Wie ist die Substanz der Immobilie? Bedenken Sie das die Substanz im Keller bzw. bei der Bodenplatte beginnt. Ein altes Haus z.B. aus dem Anfang des 19 Jhd. wird nie ganz und gar trocken. Zu viele Faktoren spielen dabei eine Rolle die bei der Sanierung beachtet werden müssen.

  • Sind Risse im Gebäude? Auch hier ist es wichtig zu wissen was man bei den z.B. verschiedenen Rissrichtungen beachten muss. Grundsätzlich lässt sich heute nach den modernen Bautechniken so gut wie alles sanieren. Letzendlich ist es eine Frage der Kosten, die man in die Finanzierung mit einrechnen muss.
  • Ist das Dach älter als 20 Jahre? Keine Sorge das hält noch eine Weile könnte man sagen. Aber wurde bei der Neueindeckung oder Erbauung der Immobilie vor 20 jahren auch die Isolierung vorgenommen.
    Die Ziegelsubstanz der heutigen Dachsteinanbieter wurde gegenüber den vor 30 Jahren erheblich verbessert bzw. auch beständiger gemacht. Heute gibt es den klassischen Betonstein bis hin zur Edelengobe, ein Dachstein aus Ton mit einer Spezialbeschichtung.
  • Fenster und Türen erneuern? Auch wenn die Elemente nicht der heutigen Wärmeschutzverordnung entsprechen so haben diese Elemente Bestand. Wichtig ist, sind Fenster und Türen Einbruchsicher und dicht. Funktioniert die Mechanik. Neu bedeutet hier zwangsläufig nicht gleich besser.
     

Die Finanzierung

Eine Immobilie zu finanzieren bedeutet in der Regel eine langfristige Planung seines Lebens vorzunehmen. Bei einer soliden Finanzierung sollte einen Anteil an Eigenkapital mit einfliesen. Eigenkapital können z.B. ihr Erspartes aber auch ihre Eigenleistung sein. Eines von beiden mit einfliesen zu lassen ist definitiv ratsam.

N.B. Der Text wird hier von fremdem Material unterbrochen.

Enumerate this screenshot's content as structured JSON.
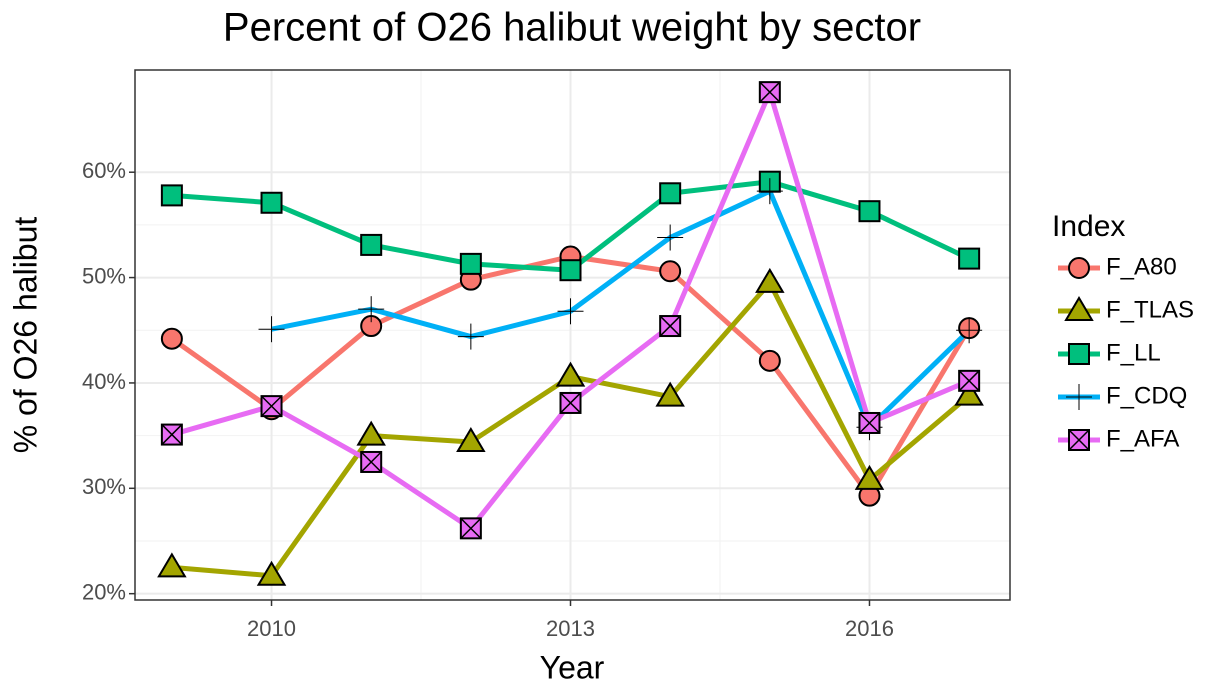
{
  "chart_data": {
    "type": "line",
    "title": "Percent of O26 halibut weight by sector",
    "x_label": "Year",
    "y_label": "% of O26 halibut",
    "legend_title": "Index",
    "legend_position": "right",
    "grid": true,
    "x": [
      2009,
      2010,
      2011,
      2012,
      2013,
      2014,
      2015,
      2016,
      2017
    ],
    "xlim": [
      2008.63,
      2017.41
    ],
    "xticks": [
      2010,
      2013,
      2016
    ],
    "ylim": [
      19.4,
      69.7
    ],
    "yticks": [
      {
        "value": 20,
        "label": "20%"
      },
      {
        "value": 30,
        "label": "30%"
      },
      {
        "value": 40,
        "label": "40%"
      },
      {
        "value": 50,
        "label": "50%"
      },
      {
        "value": 60,
        "label": "60%"
      }
    ],
    "series": [
      {
        "name": "F_A80",
        "color": "#F8766D",
        "marker": "circle",
        "values": [
          44.2,
          37.5,
          45.4,
          49.8,
          52.0,
          50.6,
          42.1,
          29.3,
          45.2
        ]
      },
      {
        "name": "F_TLAS",
        "color": "#A3A500",
        "marker": "triangle",
        "values": [
          22.5,
          21.7,
          35.0,
          34.4,
          40.6,
          38.7,
          49.5,
          30.8,
          38.8
        ]
      },
      {
        "name": "F_LL",
        "color": "#00BF7D",
        "marker": "square",
        "values": [
          57.8,
          57.1,
          53.1,
          51.3,
          50.7,
          58.0,
          59.1,
          56.3,
          51.8
        ]
      },
      {
        "name": "F_CDQ",
        "color": "#00B0F6",
        "marker": "plus",
        "values": [
          null,
          45.1,
          47.0,
          44.4,
          46.8,
          53.8,
          58.2,
          35.8,
          45.0
        ]
      },
      {
        "name": "F_AFA",
        "color": "#E76BF3",
        "marker": "square-x",
        "values": [
          35.1,
          37.8,
          32.5,
          26.2,
          38.1,
          45.4,
          67.6,
          36.2,
          40.2
        ]
      }
    ]
  }
}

  • Finanzieren Sie nur so hoch, wie Sie es sich auch unter schlechteren Umständen leisten könnten. Wer will schon sein Haus gleich wieder verkaufen wollen, nur weil Krankheit oder Arbeitslosigkeit eingetreten ist
  • Finanzieren Sie mit der Möglichkeit, weiter vorzusorgen zu Ihrer eigenen Sicherheit
  • Vergessen Sie bei der Finanzierungshöhe nicht die Erwerbsnebenkosten mit zu berücksichtigen.

Die Nebenkosten

Dier sogenannten Kaufnebenkosten setzen sich aus den Notar-und Gerichtskosten, der Grunderwerbssteuer und der Maklerprovision zusammen. Hier gibt es mitterlweile bundesweit Unterschiede was die Höhe der Kosten betrifft. Für Sachsen gelten zur Zeit folgende Sätze, welche sich jeweils aus den gezahlten Kaufpreisen ergeben.

  • Notar-und Gerichtskosten entsprechen ca. 2 % vom Kaufpreis
  • Grunderwerbssteuer ca. 3,5 % vom Kaufpreis
  • Maklerprovision, diese differiert zwischen 2,38 % bis 7,14 % vom Kaufpreis

Grundsätzlich müssen diese Kosten bei der Finanzierung einer jeden Immobilie eingerechnet werden.